Thursday, November 1, 2012

Coming Soon: Publications Highlight Lessons Learned from the Developmental Education Initiative

The three-year Developmental Education Initiative (DEI) is drawing to a close. While the participating colleges and states are moving ahead with many of their expanded developmental education efforts, this also is a time to reflect on what we’ve learned over the last three years. We wanted to alert you to four upcoming publications from DEI partners that will delve into questions about success, challenges, and insights into where college, state, and funder priorities ought to be going forward. These publications, summarized below, will be released over the next three months. We’ll alert you when they hit the streets! We hope you’ll read them, share them, and make connections to your own work and learning.
 

Bringing Developmental Education to Scale: Lessons from the Developmental Education Initiative
Janet C. Quint, Shanna S. Jaggars, D. Crystal Byndloss, and Asya Magazinnik, MDRC and Community College Research Center
This second and final report from the official evaluation of the DEI colleges examines the degree to which the institutions scaled up their chosen developmental education reforms to serve more students, the factors that affected their ability to expand these programs and practices, and the extent to which these strategies were associated with improved student outcomes. It also considers ways that participation in DEI influenced the colleges more broadly. For these reasons, it may be of interest to other colleges looking to scale-up reforms, especially those related to instruction and the provision of student supports, as well as to funders concerned about how best to help community colleges bring promising ideas to scale. The evaluation, conducted by MDRC and its partner, the Community College Research Center at Teachers College, Columbia University, draws on both qualitative data (primarily interviews with key personnel at all 15 institutions) and quantitative data (information on participation and on student outcomes that the colleges regularly collected).
 

Ahead of the Curve: State Success in the Developmental Education Initiative
David Altstadt for Jobs for the Future
Building on their work through Achieving the Dream, six states and 15 community colleges joined the Developmental Education Initiative in 2009 to take on the daunting challenge of improving the success of students who enter the community college academically underprepared. Teams from the six DEI states— Connecticut, Florida, North Carolina, Ohio, Texas, and Virginia —working with Jobs for the Future, which has managed the DEI state policy effort, co-developed an ambitious, evidence-based state policy framework to guide large-scale, multi-faceted reforms in how community colleges provide underprepared students with the skills they need to succeed in college courses. Three years later, with the initiative winding down, these states have made significant progress in adopting the DEI policy recommendations and, as a result, they have augmented, accelerated, and spread developmental education systems change across their community colleges. Ahead of the Curve spotlights the major policy accomplishments of the Developmental Education Initiative by profiling specific innovations in each of the six states and by documenting the degree to which these states have pursued common strategies and policy levers contained in the initiative’s systems-change framework.
 

Presidential Reflections: What DEI Taught Us
Edited by Madeline Patton for MDC
The Developmental Education Initiative asked 15 college leaders to take what they’d learned in early Achieving the Dream efforts and apply that to the challenge of scaling up: what resources, policies, and practices are essential to scaling up effective developmental education efforts? Finding ways to move more students through developmental education more quickly—or bypass it altogether—while maintaining successful student outcomes required leadership and commitment from every level of the organization. In this essay collection, the presidents of the 15 DEI colleges reflect on what they learned about building, embedding, and maintaining systemic change in their institutions—particularly in the difficult field of developmental education— through work with their trustees, students, faculty, staff, and community. They discuss how they and their colleges took on identifying successful innovations and scaling them up in the midst of leadership transitions, serious reductions in financial resources, and major changes in organizational structure.
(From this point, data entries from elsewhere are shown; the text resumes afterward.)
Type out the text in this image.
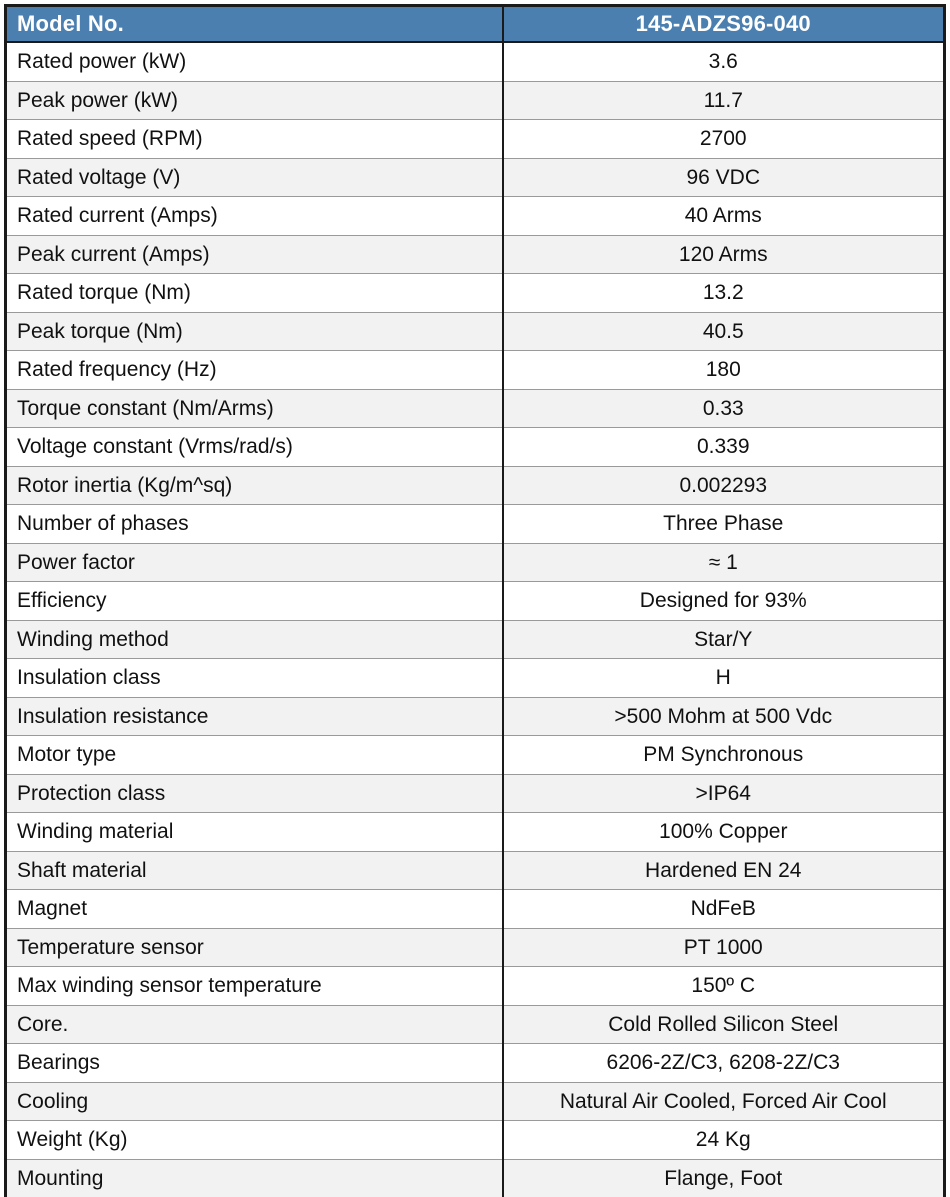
Model No.	145-ADZS96-040
Rated power (kW)	3.6
Peak power (kW)	11.7
Rated speed (RPM)	2700
Rated voltage (V)	96 VDC
Rated current (Amps)	40 Arms
Peak current (Amps)	120 Arms
Rated torque (Nm)	13.2
Peak torque (Nm)	40.5
Rated frequency (Hz)	180
Torque constant (Nm/Arms)	0.33
Voltage constant (Vrms/rad/s)	0.339
Rotor inertia (Kg/m^sq)	0.002293
Number of phases	Three Phase
Power factor	≈ 1
Efficiency	Designed for 93%
Winding method	Star/Y
Insulation class	H
Insulation resistance	>500 Mohm at 500 Vdc
Motor type	PM Synchronous
Protection class	>IP64
Winding material	100% Copper
Shaft material	Hardened EN 24
Magnet	NdFeB
Temperature sensor	PT 1000
Max winding sensor temperature	150º C
Core.	Cold Rolled Silicon Steel
Bearings	6206-2Z/C3, 6208-2Z/C3
Cooling	Natural Air Cooled, Forced Air Cool
Weight (Kg)	24 Kg
Mounting	Flange, Foot
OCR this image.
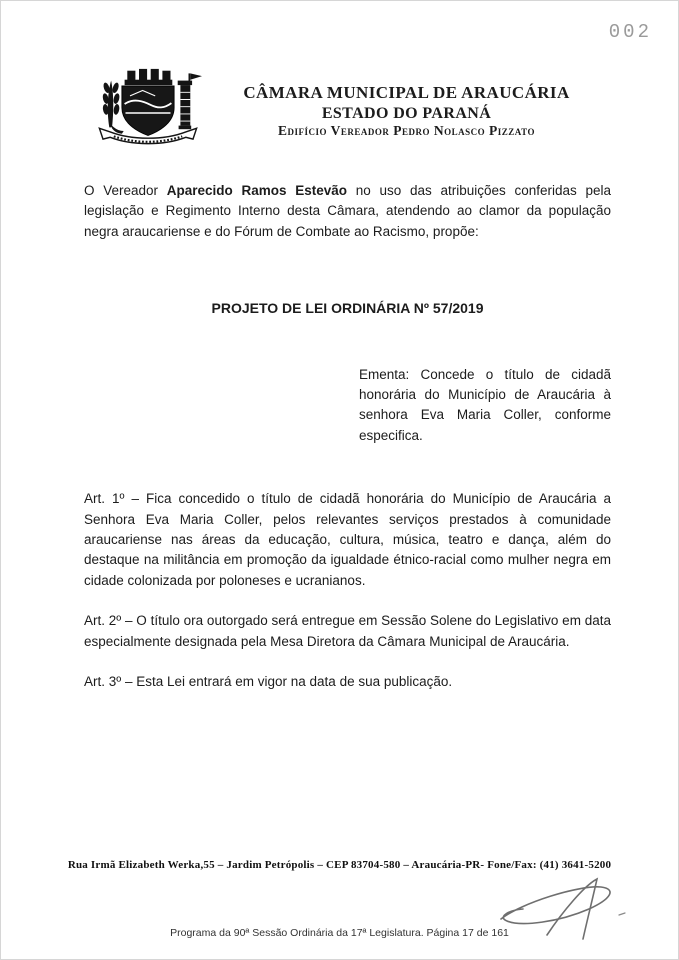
002
CÂMARA MUNICIPAL DE ARAUCÁRIA
ESTADO DO PARANÁ
Edifício Vereador Pedro Nolasco Pizzato

O Vereador Aparecido Ramos Estevão no uso das atribuições conferidas pela legislação e Regimento Interno desta Câmara, atendendo ao clamor da população negra araucariense e do Fórum de Combate ao Racismo, propõe:

PROJETO DE LEI ORDINÁRIA Nº 57/2019

Ementa: Concede o título de cidadã honorária do Município de Araucária à senhora Eva Maria Coller, conforme especifica.

Art. 1º – Fica concedido o título de cidadã honorária do Município de Araucária a Senhora Eva Maria Coller, pelos relevantes serviços prestados à comunidade araucariense nas áreas da educação, cultura, música, teatro e dança, além do destaque na militância em promoção da igualdade étnico-racial como mulher negra em cidade colonizada por poloneses e ucranianos.

Art. 2º – O título ora outorgado será entregue em Sessão Solene do Legislativo em data especialmente designada pela Mesa Diretora da Câmara Municipal de Araucária.

Art. 3º – Esta Lei entrará em vigor na data de sua publicação.

Rua Irmã Elizabeth Werka,55 – Jardim Petrópolis – CEP 83704-580 – Araucária-PR- Fone/Fax: (41) 3641-5200
Programa da 90ª Sessão Ordinária da 17ª Legislatura. Página 17 de 161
What We Know: A Synthesis of DEI College Learning
Abby Parcell, MDC, and Cynthia Ferrell, Community College Leadership Program
In February 2012, MDC convened DEI college teams composed of faculty, administrators, and presidents. We mixed them up—different colleges, different states, different roles—and asked them to create the ideal path for underprepared students to get from college entry to credential completion. Drawing on their collective knowledge, particularly what they’d learned during DEI, the teams considered four points of interaction with students or potential students: early intervention and access, advising and support services, developmental education instruction, and alignment with credential and degree programs. Six teams and six hours later, we had six designs that displayed a remarkable amount of consensus about the programs, policies, and institutional supports needed to help any student be successful on the path from college enrollment to credential completion. What We Know is a synthesis of our DEI experts’ recommended best program bets, and related critical institutional policies for helping all students succeed at what they set out to accomplish in community college.